By Ed Sellier, Strategy Lead
Masculinity is in a state of flux. A quest for greater equity in the workplace and more balanced responsibility in households has meant that the roles that men play need to diversify. Hans Rosling points out in his acclaimed book Factfulness that small changes in a culture compound with time and trajectory. We’re in the middle of a series of incremental positive challenges to masculinity in a society evolving steadily away from a patriarchy.
Since 2015, the phrase ‘toxic masculinity’ has risen in prominence. Yet widespread use risks painting all types of masculinity as dangerous and rotten, at the expense of varied and nuanced.
In July 2022, Welsh scaffolder Jamie Busby called out the Daily Mail after the news platform published a story labelling construction workers “woke” for discussing their feelings with colleagues. His response garnered praise in challenging mainstream narratives that men in manual industries need to close off their emotions to exist within a culture of bravado and machismo.
In this shift, masculinity, or manliness, strives to encapsulate a new code in society—one where all men feel comfortable in vulnerability, rather than stoically feigning achievement, power, and conquest.
People buy into brands that reflect them as an individual within a wider culture. The cultural capital this creates builds desirability. With men’s roles in society evolving across workplaces and home life, what’s important and valued is changing too.
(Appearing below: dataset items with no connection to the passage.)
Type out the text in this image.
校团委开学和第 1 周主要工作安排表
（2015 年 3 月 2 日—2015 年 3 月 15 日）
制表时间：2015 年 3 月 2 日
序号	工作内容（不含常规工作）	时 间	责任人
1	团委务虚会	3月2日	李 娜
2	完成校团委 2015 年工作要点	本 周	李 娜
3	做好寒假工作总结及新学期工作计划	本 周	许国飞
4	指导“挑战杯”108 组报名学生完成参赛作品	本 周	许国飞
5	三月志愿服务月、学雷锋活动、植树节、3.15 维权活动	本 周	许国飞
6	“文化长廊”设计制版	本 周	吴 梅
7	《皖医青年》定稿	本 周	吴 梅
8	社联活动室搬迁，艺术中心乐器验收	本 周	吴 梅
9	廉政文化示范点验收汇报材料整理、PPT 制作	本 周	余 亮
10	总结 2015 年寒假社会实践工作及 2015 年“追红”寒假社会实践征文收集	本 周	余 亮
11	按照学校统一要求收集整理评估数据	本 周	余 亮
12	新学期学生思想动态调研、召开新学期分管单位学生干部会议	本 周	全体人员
As it stands, brands have a long way to go in representing masculinity beyond traditional stereotypes of breadwinning physicality and grit-at-all-costs. Yet there are some positive examples of brands finding their way in an era of male vulnerability.
In 2007, deodorant brand Lynx ran a campaign showing a young man attracting thousands of bikiniclad cavewomen by spraying himself. Just a decade later, that same brand ran the ‘Is it okay for guys…’ campaign empowering men to reject the stereotypes the brand had helped create. The brand now ranks second only to Nike in its representation of inclusive masculinity according to young men in Amplify’s ‘Modern Masculinity’ research.
Perhaps the biggest sign of evolving masculinity lies in mainstream broadcast TV’s representation. In October 2022, ITV ran its fifth spin-off panel of Loose Women called Loose Men, featuring presenters Andi Peters and Ore Oduba, street dancer Jordan Banjo and celebrity barrister Shaun Wallace. The panel covered a variety of challenging topics such as men’s mental health, loneliness, and body image.
Masculinity needs rewiring to account for a shift away from ‘Default Male’
‘Brand’ is the apex of the marketing mountain, built on a synthesis of the famed Ps and how they show up in a world representing masculinity as an evolving spectrum. Here’s how the Ps should evolve for growth, integrating a more modern masculinity.
This grants your brand and product access to supporting more men across the vulnerability spectrum. If you have cultural gaps to fill in, be sure to conduct qualitative research to enrich quantitative tracking for whether and how men interact with your brand.
Portrayals in advertising need updating for society to progress. Masculinity as seen through a deodorant-spraying, heterosexual, sex-starved bloke has moved on. Now is your chance to shape perceptions in the world and within your organisation, encouraging open conversations around empathy and sensitivity.
As we fall on hard economic times, growth at all costs will never foster an environment where vulnerability is accepted and championed. As an employer and product or service for customers, go back through the annals of your brand history to tell stories of your own company’s vulnerability and how you overcame it.